One manifestation of this is in Vaidyanathan-choreographed characters, who I find to be more human than any other I see on stage. While most audience members and perhaps every bharatanatyam dancer is familiar with the story of Krishna revealing the universe to his mother, Dakshina Vaidyanathan’s Yashoda in Momuja Pura felt painfully real. Her bewilderment, anxiety and awe all leaked into each other and her authority faded and reappeared in subtle shades in a way that felt closer to lived experience than to abhinaya. To move beyond the archetypal significance of such familiar mythological figures and portray their humanity feels like a contemporary innovation that has become a Vaidyanathan trademark. 

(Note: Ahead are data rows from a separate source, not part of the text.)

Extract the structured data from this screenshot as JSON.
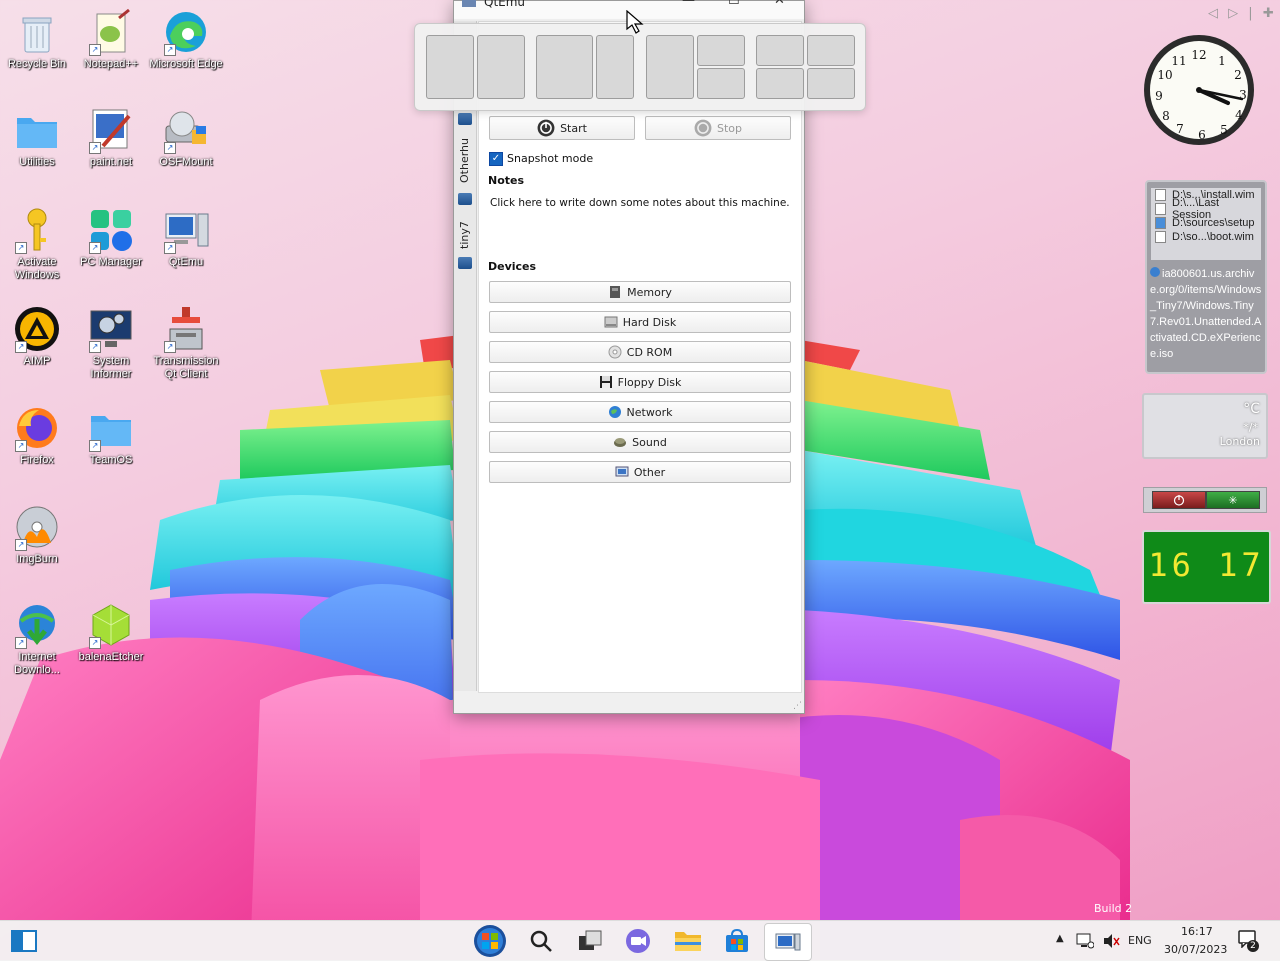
{
  "desktop_icons": [
    {
      "label": "Recycle Bin",
      "icon": "recycle-bin-icon"
    },
    {
      "label": "Notepad++",
      "icon": "notepad-plus-plus-icon"
    },
    {
      "label": "Microsoft Edge",
      "icon": "edge-icon"
    },
    {
      "label": "Utilities",
      "icon": "folder-icon"
    },
    {
      "label": "paint.net",
      "icon": "paintnet-icon"
    },
    {
      "label": "OSFMount",
      "icon": "osfmount-icon"
    },
    {
      "label": "Activate Windows",
      "icon": "key-icon"
    },
    {
      "label": "PC Manager",
      "icon": "pc-manager-icon"
    },
    {
      "label": "QtEmu",
      "icon": "qtemu-icon"
    },
    {
      "label": "AIMP",
      "icon": "aimp-icon"
    },
    {
      "label": "System Informer",
      "icon": "system-informer-icon"
    },
    {
      "label": "Transmission Qt Client",
      "icon": "transmission-icon"
    },
    {
      "label": "Firefox",
      "icon": "firefox-icon"
    },
    {
      "label": "TeamOS",
      "icon": "folder-icon"
    },
    {
      "label": "ImgBurn",
      "icon": "imgburn-icon"
    },
    {
      "label": "Internet Downlo...",
      "icon": "idm-icon"
    },
    {
      "label": "balenaEtcher",
      "icon": "balena-etcher-icon"
    }
  ],
  "window": {
    "title": "QtEmu",
    "side_tabs": [
      "Otherhu",
      "tiny7"
    ],
    "start_label": "Start",
    "stop_label": "Stop",
    "snapshot_label": "Snapshot mode",
    "notes_heading": "Notes",
    "notes_text": "Click here to write down some notes about this machine.",
    "devices_heading": "Devices",
    "devices": [
      "Memory",
      "Hard Disk",
      "CD ROM",
      "Floppy Disk",
      "Network",
      "Sound",
      "Other"
    ]
  },
  "gadgets": {
    "recent_files": [
      "D:\\s...\\install.wim",
      "D:\\...\\Last Session",
      "D:\\sources\\setup",
      "D:\\so...\\boot.wim"
    ],
    "recent_detail": "ia800601.us.archive.org/0/items/Windows_Tiny7/Windows.Tiny7.Rev01.Unattended.Activated.CD.eXPerience.iso",
    "weather_unit": "°C",
    "weather_value": "*/*",
    "weather_city": "London",
    "digital_time": "16 17"
  },
  "build_text": "Build 2",
  "taskbar": {
    "language": "ENG",
    "time": "16:17",
    "date": "30/07/2023",
    "notification_count": "2"
  }
}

“…Ramaakka unintentionally addressed my heartache…”

Blurring the traditional boundaries of performer and protagonist in the final piece, Rama Vaidyanathan expressed the journey of motherhood, while Dakshina featured in dreamlike apparitions, growing cinematically with each sequence from a toddler to a child, teenager and young woman. Lacking any culture-specific or era-specific context, the Vaidyanathans accomplished a universality in bharatanatyam that is claimed too often and demonstrated too infrequently. The piece was performed beautifully and the powerful synchronisation between both dancers evidenced their connection of blood and training. The culmination of this piece became the highlight of the evening, when mother and daughter engaged in a semi-metaphorical ball game, bouncing adavu sequences off one another with spontaneous and playful energy. Itching to join in, I watched eagerly from my seat. Absorbed in their joy, I felt suddenly aware of how inseparable these dancers were from their dance vocabulary. They weren’t dancing bharatanatyam on stage, they were just… expressing. Bharatanatyam seemed embedded into their being; a vital organ like skin. I shrank back into my seat, overcome with a desire to become just as intimate with bharatanatyam. Later that week, Ramaakka unintentionally addressed my heartache when she said to us: “Dance needs to be your partner. You need to have a passionate love affair with it. An intimate and regular dialogue with it is the only way to really understand.” 

“…I felt my practice growing in breadth…”

This was my first time at Dance India and I was surprised by the insistence on a multidisciplinary education – dance sessions would be followed by lecture demonstrations by other members of the faculty, covering music, poetry, abhinaya, composition, rhythm and other dance genres. This initially felt like a missed opportunity to have more time with our dance tutors but gradually the conversations across these sessions began to interweave and I felt my practice growing in breadth; Anil Srinivasan’s session on poetry brought home to me how much I had not even begun to explore in the canon of classical Indian literature, and mridangist R.N. Prakash’s lessons in talam made me determined to incorporate rhythmic training in my personal schedule. I can only imagine that in eras gone by the guru-shishya tradition centred on this kind of holistic learning experience, and I left Dance India with a pang of regret at not having access to such an environment; I gained insights that week that I felt could only come from being in the constant company of experienced performers and artists and I wondered how different things would be if I had grown up with that. 

I have no respect for regret though; I’m continuing to stitch whatever I can from wherever I can into the patchwork quilt that is my dance training, but I do so with a renewed appreciation for the necessity of immersion.